Jose Canseco, you finally quit. The Messiah is finally on his way. Pete Rose has finally confessed that he bet on the Cincinnati Reds losing to the Devil Rays, and the Cubs are pawing their way to a World Series this century.

Congratulations on your career, Jose. The Era of the Mullet is officially over. Even senior Gaucho hurler Jeremy Sugarman will hang up his cleats at the end of the year.

You own two records: 40-40 and 160 in a Ferrari.

Jose Can-You-See that your Hall of Fame aspirations have gone to dust? Baseball is a beautiful game, and you just made fans across the country blow chunks in mass quantities. If there was ever a slower, cruder swinger with no vision, then he only exists in the Twilight Zone and bats ninth for the Washington Senators.
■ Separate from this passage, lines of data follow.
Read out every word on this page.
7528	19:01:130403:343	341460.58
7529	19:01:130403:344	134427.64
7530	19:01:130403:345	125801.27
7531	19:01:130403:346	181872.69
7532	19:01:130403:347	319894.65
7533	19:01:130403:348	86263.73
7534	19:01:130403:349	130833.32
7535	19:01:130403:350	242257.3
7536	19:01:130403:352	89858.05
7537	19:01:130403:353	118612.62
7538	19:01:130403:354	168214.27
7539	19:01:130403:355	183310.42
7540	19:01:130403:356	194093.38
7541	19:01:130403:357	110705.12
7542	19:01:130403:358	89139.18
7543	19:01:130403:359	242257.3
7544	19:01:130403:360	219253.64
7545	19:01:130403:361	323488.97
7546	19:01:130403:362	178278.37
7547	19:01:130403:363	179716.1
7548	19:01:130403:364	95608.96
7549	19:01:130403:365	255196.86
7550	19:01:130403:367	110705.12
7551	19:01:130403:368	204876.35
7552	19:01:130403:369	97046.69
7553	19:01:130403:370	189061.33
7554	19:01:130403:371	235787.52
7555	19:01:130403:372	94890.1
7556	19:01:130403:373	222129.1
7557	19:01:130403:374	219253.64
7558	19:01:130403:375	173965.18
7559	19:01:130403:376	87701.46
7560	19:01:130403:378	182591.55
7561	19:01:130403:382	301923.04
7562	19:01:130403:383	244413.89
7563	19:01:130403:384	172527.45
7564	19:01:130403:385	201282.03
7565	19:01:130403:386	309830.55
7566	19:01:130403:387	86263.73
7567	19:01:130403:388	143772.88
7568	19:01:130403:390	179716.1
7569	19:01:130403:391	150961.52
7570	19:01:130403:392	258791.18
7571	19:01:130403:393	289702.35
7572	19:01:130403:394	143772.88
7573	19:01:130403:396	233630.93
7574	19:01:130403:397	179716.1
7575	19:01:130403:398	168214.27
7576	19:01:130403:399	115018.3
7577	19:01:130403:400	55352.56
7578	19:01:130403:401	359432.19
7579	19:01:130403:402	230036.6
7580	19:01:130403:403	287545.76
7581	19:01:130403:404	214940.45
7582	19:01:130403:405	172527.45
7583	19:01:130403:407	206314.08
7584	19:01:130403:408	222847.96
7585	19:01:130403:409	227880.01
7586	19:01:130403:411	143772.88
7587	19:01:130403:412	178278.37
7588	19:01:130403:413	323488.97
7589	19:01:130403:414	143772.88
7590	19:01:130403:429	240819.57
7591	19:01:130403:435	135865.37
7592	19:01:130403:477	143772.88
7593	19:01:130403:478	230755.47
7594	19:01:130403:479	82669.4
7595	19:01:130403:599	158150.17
Let’s take a tour down Memory Lane … Do you remember when that baseball careened off your head for a homerun when you were a Ranger? You looked pretty sheepish out there in left field, stumbling back from the warning track like a doped-up Frankenstein.

You became the only two-cent hurler to hurt himself on the mound in a blowout.

Remember when you fell 38 homeruns short of 500? That was yesterday? No way. The Hall of Fame plateau that would redeem your ineptitude is now only a faint glimmer of light in the tunnel exiting Cooperstown. Thirty-eight short. Wow. In the words of an 11-year-old Yankees fan, “You suck.”

Did you really think you could last till 2015 averaging three dingers a year for the next 13 years? Holy cow! You were really onto something there.

Before playing all those years in Oakland, Texas, Boston, Toronto, Tampa Bay, New York and Chicago, you racked up plenty of frequent flyer miles.

Now that you’ve left the game that never wanted you, what’s in store for you? Why don’t you take all those miles and fly to the audition for the part of the stuntman in the 2003 blockbuster The Hulk?

And grow back the mullet, for crying out loud. You’ll have plenty of time fishing for records.